Organizations—currently over 2000 of them—voluntary sign up to the PRI, and are held to account for their policies and actions. In 2018, 185 of these organizations (at the time around 10% of their signatories) were put on notice and threatened to be kicked out for falling below the required standards.

But the very problem is that the PRI is voluntary. It seems likely that those willing to have their processes scrutinised will be those most likely to volunteer themselves; those looking to cover up bad behaviour seem less likely to volunteer. The other issue is that the PRI, without the backing of major companies, is unable to carry the weight of a body which enforces, rather than encourages, compliance.

Leading by example

Looking for positives, perhaps there is something in the power of words. The phrase “leading by example” comes to mind.

When a sustainable startup delivers on its promises, the impact is tangible. Let’s take Beyond Meat, the plant-based meat company founded by Silicon Valley poster boy Ethan Brown, who dreamed of taking on the big food companies.

Their burgers are ethical, sustainable, and part of the movement to make millions of more people reconsider their own carnivorous habits. Few would accuse Brown of greenwashing, given that sustainability is built into the fabric of the company.

But there’s an aspect of Beyond Meat in which its impact is limiting. People who engage with meat alternatives, healthier eating, and sustainable food are a self-selecting group; cynics, on the other hand, are far less likely to change their mind. Moreover, Beyond Meat is a pricey product, eliminating some element of choice.

Conversely, consider the impact of a company like Amazon, whose customers are in the billions, buying anything from washing machines to on-demand entertainment to groceries. Their commitment, albeit just a verbal one at this stage, is likely to be incredibly wide-reaching in its impact. Amazon has been long presented as the best option, and its customers are loyal.

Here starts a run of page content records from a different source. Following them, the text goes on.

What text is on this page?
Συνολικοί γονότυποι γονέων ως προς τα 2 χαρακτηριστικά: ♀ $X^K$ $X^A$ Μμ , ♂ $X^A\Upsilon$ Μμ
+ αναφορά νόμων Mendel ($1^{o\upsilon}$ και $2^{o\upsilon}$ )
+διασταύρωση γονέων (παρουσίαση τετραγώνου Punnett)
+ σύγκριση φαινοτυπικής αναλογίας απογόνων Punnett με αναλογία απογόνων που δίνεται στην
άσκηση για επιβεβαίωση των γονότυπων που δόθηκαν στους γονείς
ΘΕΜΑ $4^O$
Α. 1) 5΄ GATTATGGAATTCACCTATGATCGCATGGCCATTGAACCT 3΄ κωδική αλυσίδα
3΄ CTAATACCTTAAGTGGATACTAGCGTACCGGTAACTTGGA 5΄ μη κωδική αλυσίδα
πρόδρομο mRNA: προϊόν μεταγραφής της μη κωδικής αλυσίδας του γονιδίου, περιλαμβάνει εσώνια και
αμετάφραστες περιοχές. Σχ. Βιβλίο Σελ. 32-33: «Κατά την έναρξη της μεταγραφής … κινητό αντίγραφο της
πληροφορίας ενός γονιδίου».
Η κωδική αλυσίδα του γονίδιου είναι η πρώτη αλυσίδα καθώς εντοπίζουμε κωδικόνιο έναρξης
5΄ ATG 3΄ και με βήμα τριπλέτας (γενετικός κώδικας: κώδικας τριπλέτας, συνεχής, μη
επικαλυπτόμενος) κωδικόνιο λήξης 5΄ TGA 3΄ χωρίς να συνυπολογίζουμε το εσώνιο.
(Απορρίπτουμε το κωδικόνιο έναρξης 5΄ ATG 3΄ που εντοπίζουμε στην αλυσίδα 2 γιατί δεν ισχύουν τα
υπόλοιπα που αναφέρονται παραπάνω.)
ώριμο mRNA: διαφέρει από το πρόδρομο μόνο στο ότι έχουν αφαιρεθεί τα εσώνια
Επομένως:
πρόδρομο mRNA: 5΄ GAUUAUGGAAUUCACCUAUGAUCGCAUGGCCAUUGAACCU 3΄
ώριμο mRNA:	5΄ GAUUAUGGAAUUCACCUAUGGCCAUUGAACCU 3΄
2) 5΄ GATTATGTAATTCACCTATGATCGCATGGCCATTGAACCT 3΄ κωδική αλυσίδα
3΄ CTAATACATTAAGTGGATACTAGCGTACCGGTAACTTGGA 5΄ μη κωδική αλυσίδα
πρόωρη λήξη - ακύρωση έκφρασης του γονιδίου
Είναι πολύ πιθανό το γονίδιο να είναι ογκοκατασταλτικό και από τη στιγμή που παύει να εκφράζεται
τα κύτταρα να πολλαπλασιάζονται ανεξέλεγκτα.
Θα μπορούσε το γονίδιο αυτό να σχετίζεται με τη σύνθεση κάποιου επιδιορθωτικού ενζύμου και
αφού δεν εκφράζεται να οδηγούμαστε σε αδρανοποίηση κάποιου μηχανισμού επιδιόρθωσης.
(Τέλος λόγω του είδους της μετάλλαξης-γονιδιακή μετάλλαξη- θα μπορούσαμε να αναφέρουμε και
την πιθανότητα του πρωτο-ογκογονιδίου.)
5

KLM would suggest the same—if a climate change protester asks you to cancel your holidays, you might be sceptical; but if an airline does, you might think twice.

For this very reason, Jason Mitchell, in the Financial Times, referred to greenwashing as a ‘necessary evil’. He draws upon a Stanford University study that saw that people are far more likely to adjust their own behaviour if they see prominent examples of other people doing it.

With the current COVID-19 lockdown, many believe that environmental principles may be pushed to the side in a bid for financial survival. Conversely, it may be the perfect opportunity to reevaluate and redesign a business proposition around environmental goals.

Greenwashing remains an abstract concept, with no fixed meaning. It is, by nature, subjective—almost every company could be doing more to help the environment. But doing something, however small, is better than doing nothing. Words, and even greenwashing, might be a good place to start.